Chegado o segundo dia do festival, saltava imediatamente à vista a diversidade da música que se iria tocar. Entre o fado, indie, popular, hip-hop e eletrónica, o cartaz do dia 15 era um autêntico rodízio de estilos musicais.

Se o Bons Sons se intitula um festival de música portuguesa, o que seria dele sem fado? A organização acertou em cheio, com Gisela João a encantar toda a plateia com a sua doce voz. É impressionante a forma sem esforço como passa de um emotivo e intimista fado triste, para um celebrativo e otimista fado feliz. Isto claro, sempre partilhando com o público as suas emoções, seja a dor do primeiro ou a dança do segundo. De sorriso nervoso mas honesto, admite que fica feliz por ver tanta gente jovem a ouvir fado. E não é para menos; mesmo transferida para o maior palco Eira, devido ao cancelamento de Long Way to Alaska, a quantidade de pessoas que para ali convergiu era impressionante, coroando assim um magnífico concerto que acompanhou todo o pôr-do-sol.

giselajoao

Já com a noite cerrada, Samuel Úria subia ao palco Giacometti, acompanhado apenas pelas suas três guitarras. Este artista anda de mãos dadas com a música, e é notável como ele consegue criar canções tão simples, e no entanto tão bonitas. Letrista exímio, a justificar as inúmeras colaborações que tem realizado com outras bandas mais famosas, junta às suas palavras apenas uma melodia simples, mas que consegue encher facilmente o recinto. Prova de que a música não tem de ser complexa para ter qualidade. Destaque negativo para os grupos de pessoas que, não se interessando tanto pelo concerto, utilizavam o espaço como sala de chat, provocando um borburinho desagradável nas partes mais silenciosas das músicas.

samueluria

Nova procissão para a outra ponta da aldeia para ouvir Capicua. Palco Eira completamente lotado, o público estava bastante curioso para ouvir Ana Fernandes. No entanto, o seu hip-hop interventivo prova-se o estilo de música mais deslocado deste festival, e passados alguns minutos já começavam a sair pessoas do local. Apesar disso, não se pode negar a capacidade que esta artista tem para representar o seu nicho musical, que decerto não poderia faltar num festival representativo da música portuguesa como é o Bons Sons.

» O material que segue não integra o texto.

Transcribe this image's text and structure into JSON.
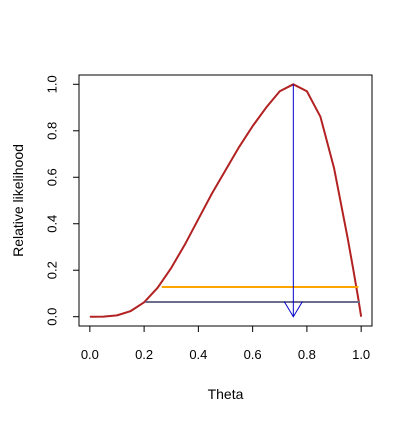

As bandas que ficaram encarregues pelo palco Lopes-Graça / Aguardela no fim do dia foram os Gaiteiros de Lisboa e, mais tarde, Moullinex. Os primeiros trouxeram sons mais tradicionais e dançáveis, à semelhança de Galandum Galundaina no dia anterior. Têm no entanto a diferença de apresentarem uma música mais estruturada, com instrumentos que não estamos habituados a ouvir. Aproveitando o mote da anterior Capicua, lançam a sua crítica aos poderes governamentais, e mostram assim que a mesma mensagem política pode ser apresentada com diferentes ambientes musicais.

gaiteirosdelisboa

No fim veio Moullinex, ou Luís Clara Gomes, com música electrónica que meteu todos os que ainda tinham forças nas pernas a dançar. E que agradável ouvir música eletrónica sem serem as “brasileiradas” ou os hits da moda! Com remixes pertinentes e apelativos, mostrou a razão de ser um nome em altas por outras bandas. Segurar toda a multidão na praça central até perto do amanhecer num festival é um feito que poucos conseguiriam alcançar.

moullinex

Já passaram dois dias de Bons Sons ’14, mas ainda só vai a meio. Estás à espera de quê para fazer as malas e vir viver a aldeia?